Suranga Gunaratne – the Director of the National productivity Secretariat (NPS) briefs participants about the objectives of the e-learning course. Resource coordinator Prof.Rohana P.Mahaliyanarachchi – the Senior Professor of Agri Business Management of the Sabaragamuwa University is also in the picture.
Text by Harsha Udayakantha Peiris
The three-day ‘e-learning course on Good Agricultural Practice (GAP) for Greater Market Access’ organised and sponsored by the Asian Productivity Organisation (APO) in Tokyo, Japan began yesterday at the Distant Learning Centre of Sri Lanka Institute of Development Administration (SLIDA) in Colombo.
The program is held with the objectives of enhancing participants’ understanding of the benefits and importance of GAP for increasing access of agri-food products to international markets, familiarising participants with the GAP concept, adoption process, and certification methodology and reviewing the status of and procedures for benchmarking of national GAP with other internationally recognised GAP standards.
The course conducted in two sessions will be held from 13 to 15 October in Bangladesh, India, IR Iran, Mongolia, Nepal, Pakistan and Sri Lanka and from 4 to 6 November in Cambodia, Philippines, Thailand and Vietnam. The Sri Lankan component of the course will be implemented by the National Productivity Secretariat in collaboration with the APO Secretariat.
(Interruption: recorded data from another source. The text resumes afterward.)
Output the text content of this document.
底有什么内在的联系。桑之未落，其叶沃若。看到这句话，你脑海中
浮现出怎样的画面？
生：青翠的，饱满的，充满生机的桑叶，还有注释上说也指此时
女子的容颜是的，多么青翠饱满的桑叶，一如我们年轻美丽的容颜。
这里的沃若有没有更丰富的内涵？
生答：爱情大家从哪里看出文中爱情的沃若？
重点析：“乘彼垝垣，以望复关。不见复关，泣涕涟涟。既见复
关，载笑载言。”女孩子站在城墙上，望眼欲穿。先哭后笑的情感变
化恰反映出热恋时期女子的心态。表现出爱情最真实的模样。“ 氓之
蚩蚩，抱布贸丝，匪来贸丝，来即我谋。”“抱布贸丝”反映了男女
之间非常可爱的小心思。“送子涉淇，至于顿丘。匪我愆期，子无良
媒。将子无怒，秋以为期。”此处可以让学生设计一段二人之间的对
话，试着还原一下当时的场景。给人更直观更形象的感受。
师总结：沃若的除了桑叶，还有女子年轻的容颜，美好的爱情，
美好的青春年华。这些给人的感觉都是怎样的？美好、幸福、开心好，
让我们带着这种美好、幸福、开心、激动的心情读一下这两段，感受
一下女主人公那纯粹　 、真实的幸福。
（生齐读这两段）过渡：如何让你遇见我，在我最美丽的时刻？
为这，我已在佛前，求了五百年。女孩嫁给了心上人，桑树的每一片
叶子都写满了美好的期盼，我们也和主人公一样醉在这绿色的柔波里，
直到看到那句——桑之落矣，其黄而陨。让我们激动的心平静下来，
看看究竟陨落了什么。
With international trade in food booming, consumers are increasingly concerned about food safety and how food is produced and how it is handled within supply chains. New pressures from consumers, retailers, and legislation have placed additional demands on farmers and producers. They are increasingly required to use production methods that reduce the impact of agricultural practices on the environment, reduce their use of agrochemicals, and make efficient use of natural resources (land and water), while safeguarding the welfare of workers and farm animals. GAP could be the solution for producers seeking to address consumer concerns in domestic and foreign markets.
The GAP concept addresses two distinct issues namely, ensuring food safety during on-farm and post-production processes to build consumer confidence in the products and enhancing environmental sustainability for continued productive farm operations. The development and adoption of GAP have become increasingly important in light of increasing regional and international trade in food products and growing consciousness of consumers of the quality and safety of the food products they buy. Agricultural producers, particularly small farmers, need to have their farms certified as GAP compliant to enhance the acceptability of their products.
Several countries have developed their own GAP standards and certification systems. However, lack of harmonisation between GAP schemes among countries and scarcity of affordable certification systems have often led to increased confusion and higher certification costs for farmers and exporters. The GLOBALGAP standard now serves as key reference for GAP worldwide as this is increasingly being recognised internationally by retailers. It is a single, integrated standard with modular applications for different product groups, ranging from plants, livestock, and aquaculture to plant propagation materials and compound animal feed.
An understanding of the principles and standards of GAP and benchmarking of national GAP against GLOBALGAP are essential so that stakeholders in various APO member countries can improve agricultural practices, facilitate exports, and reduce the cost of multiple audits by meeting established GAP standards. This e-learning course is designed to address these needs of various stakeholders with emphasis on Good Agricultural Practice (GAP) for Greater Market Access in APO member countries.
The course is offered using the APO’s own video-conferencing platform. Appropriate video-conferencing centres in participating countries will be used for this purpose. International experts will conduct the training course. Each participating country team will make video-conferencing presentations to share their experience in GAP/GLOBALGAP, which will be moderated by a local coordinator. On the last day, a written examination will be conducted to test the participants’ learning from the course. Performance in the examination will be one of the criteria for selection of the participants for the subsequent follow-up face-to-face training course.
The course will cover a wider area of related segments of good agricultural practices that include general concepts and basic requirements of GAP systems, scope and trades in implementation of GAP in Cambodia, GAP and GLOBAL GAP and their importance in the global trade in agri-food products, issues and challenges in GAP adoption, support systems for the dissemination and the sustainability of GAP implementation, benchmarking national GAP schemes against GLOBALGAP and its implementation, certification and key success factors. Good agricultural practices; the Asian perspective – why farmers in Asia need to adopt GAP, an overview of GAP/GLOBALGAP in Germany, Japan Good Agricultural Practices (JGAP) and its requirements, case studies of impact of GAP on farm productivity in Japan, Global GAP regulations and certification process for fruits and vegetables and Harmonisation of National GAP with GLOBALGAP and other initiatives of GLOBALGAP will also be discussed under session 01 of this e-learning course. The distance-learning course will further consist of a combination of video-conferencing and offline sessions such as online lectures, online discussions, online presentations of country case studies, offline group exercises, and a written examination.